2. Zur Auslegung der Erklärung "Der Überlebende von uns ist durch dieses Testament nicht beschwert oder beschränkt und kann in jeder Weise frei verfügen." (hier im Sinne einer Klarstellung der gegenseitigen Vollerbeneinsetzung, mithin eines Bezuges auf lebzeitige Rechtsgeschäfte).
3. Zum auf die anwaltliche Verschwiegenheitspflicht gegründeten Zeugnisverweigerungsrecht des Rechtsanwalts wegen vorangegangener Beratung des Erblassers in dessen erbrechtlichen Angelegenheiten und den Voraussetzungen einer Entbindung durch die Erben unter Beachtung der höchstpersönlichen Sphäre des Verstorbenen.
Normenkette
BGB § 1922 Abs. 1, § 2270 Abs. 1, § 2271 Abs. 2 S. 1, § 2289 Abs. 1 S. 2 analog; FamFG § 29 Abs. 2; ZPO § 383 Abs. 1 Nr. 6, § 385 Abs. 2
Verfahrensgang
AG Mülheim a.d. Ruhr (Aktenzeichen 4 VI 573/16) |
Tenor
Das Rechtsmittel wird auf Kosten der Beteiligten zu 1. zurückgewiesen.
Geschäftswert: 100.000 EUR.
Gründe
I. Der Beteiligte zu 2. ist das einzige Kind der Erblasserin und ihres 2005 vorverstorbenen Ehemannes. Unter dem 15. Dezember 2004 errichteten die Eheleute ein eigenhändiges gemeinschaftliches Testament. Dieses lautete - in Ziffer 2.) - unter anderem:
"1) Wir setzen uns gegenseitig zu Alleinerben ein.
2) Der Überlebende von uns ist durch dieses Testament nicht beschwert oder beschränkt und kann in jeder Weise frei verfügen.
3) Sollten wir beide gleichzeitig bzw. einer von uns vorversterben, so soll unser Erbe unser gemeinsamer Sohn .... [der Beteiligte zu 2.] sein.
4) Zu unserem Nachlass gehört eine Grundbesitzung, ...
5) Wir ordnen hiermit an, dass unser Erbe, ...[der Beteiligte zu 2.] die Grundbesitzung zu seinen Lebzeiten weder veräußern noch verschenken darf. Sollte der Erbe hiergegen verstoßen, soll .... [dessen Tochter, die Enkelin der Eheleute] die Grundbesitzung erhalten. Dies gilt auch für den Fall des versuchten Verstoßes gegen diese Anordnung.

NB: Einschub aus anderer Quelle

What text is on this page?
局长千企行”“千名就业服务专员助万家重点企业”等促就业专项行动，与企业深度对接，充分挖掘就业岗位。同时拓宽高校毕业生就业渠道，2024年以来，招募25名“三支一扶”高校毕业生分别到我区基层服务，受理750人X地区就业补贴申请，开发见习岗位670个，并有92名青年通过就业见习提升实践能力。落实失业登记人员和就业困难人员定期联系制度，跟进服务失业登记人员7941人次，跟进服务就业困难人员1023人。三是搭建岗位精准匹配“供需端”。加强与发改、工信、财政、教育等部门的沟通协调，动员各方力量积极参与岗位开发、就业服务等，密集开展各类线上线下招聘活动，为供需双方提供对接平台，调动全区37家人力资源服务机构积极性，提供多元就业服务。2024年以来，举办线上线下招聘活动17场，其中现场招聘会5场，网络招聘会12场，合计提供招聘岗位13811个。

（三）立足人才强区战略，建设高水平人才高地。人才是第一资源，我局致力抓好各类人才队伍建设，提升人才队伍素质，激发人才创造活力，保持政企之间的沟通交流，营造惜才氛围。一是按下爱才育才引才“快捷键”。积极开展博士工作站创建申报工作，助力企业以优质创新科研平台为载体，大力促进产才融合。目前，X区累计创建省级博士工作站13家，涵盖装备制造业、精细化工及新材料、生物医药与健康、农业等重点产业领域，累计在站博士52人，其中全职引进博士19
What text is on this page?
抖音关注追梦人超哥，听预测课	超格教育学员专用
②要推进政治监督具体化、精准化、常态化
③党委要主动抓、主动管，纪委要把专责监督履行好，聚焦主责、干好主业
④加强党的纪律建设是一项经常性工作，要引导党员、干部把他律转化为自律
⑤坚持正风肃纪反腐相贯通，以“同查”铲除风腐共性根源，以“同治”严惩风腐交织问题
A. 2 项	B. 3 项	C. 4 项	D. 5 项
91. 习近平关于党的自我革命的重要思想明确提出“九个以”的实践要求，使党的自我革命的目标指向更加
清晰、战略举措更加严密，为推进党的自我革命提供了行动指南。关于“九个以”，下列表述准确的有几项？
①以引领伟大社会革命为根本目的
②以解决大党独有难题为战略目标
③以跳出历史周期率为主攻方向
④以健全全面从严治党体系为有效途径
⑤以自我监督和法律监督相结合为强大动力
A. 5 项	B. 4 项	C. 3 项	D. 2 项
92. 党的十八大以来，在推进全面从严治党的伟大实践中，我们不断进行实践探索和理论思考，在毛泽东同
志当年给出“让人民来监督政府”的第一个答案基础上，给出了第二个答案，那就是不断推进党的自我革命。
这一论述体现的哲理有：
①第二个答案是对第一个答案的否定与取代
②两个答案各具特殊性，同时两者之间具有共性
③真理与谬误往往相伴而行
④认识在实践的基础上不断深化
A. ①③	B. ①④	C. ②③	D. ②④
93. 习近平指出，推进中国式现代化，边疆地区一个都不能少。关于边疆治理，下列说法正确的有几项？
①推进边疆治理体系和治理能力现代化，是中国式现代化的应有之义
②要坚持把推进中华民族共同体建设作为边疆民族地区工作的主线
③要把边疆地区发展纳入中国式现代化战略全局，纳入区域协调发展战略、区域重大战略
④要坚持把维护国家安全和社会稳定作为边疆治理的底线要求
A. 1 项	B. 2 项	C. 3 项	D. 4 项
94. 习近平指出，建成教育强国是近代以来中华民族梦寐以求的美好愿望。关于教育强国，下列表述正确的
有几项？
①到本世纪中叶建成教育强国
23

6) Sollte unser Sohn seinen Erbteil bereits beim Tode des Vorversterbenden geltend machen, so erhält er nur seinen Pflichtteil. In diesem Fall wird .... [die Enkelin] unsere Erbin."
Mit einem weiteren eigenhändigen Testament vom 20. März 2015 bestimmte die Erblasserin die Beteiligte zu 1. zu ihrer Alleinerbin und verwies den Beteiligten zu 2. ausdrücklich auf den Pflichtteil; außerdem setzte sie Vermächtnisse aus.
Unter Berufung auf die letztwillige Verfügung aus dem Jahre 2015 hat die Beteiligte zu 1. einen sie als Alleinerbin nach der Erblasserin ausweisenden Erbschein beantragt. Diesen Antrag hat das Nachlassgericht durch die angefochtene Entscheidung zurückgewiesen. Gegen den ihr am 14. Juni 2017 zugestellten Beschluss wendet sich die Beteiligte zu 1. mit ihrem am 10. Juli 2017 bei Gericht eingegangenen Rechtsmittel, dem der Beteiligte zu 2. entgegentritt.
Das Nachlassgericht hat einen Zeugen vernommen, sodann mit weiterem Beschluss vom 31. August 2017 dem Rechtsmittel nicht abgeholfen und die Sache dem Beschwerdegericht zur Entscheidung vorgelegt.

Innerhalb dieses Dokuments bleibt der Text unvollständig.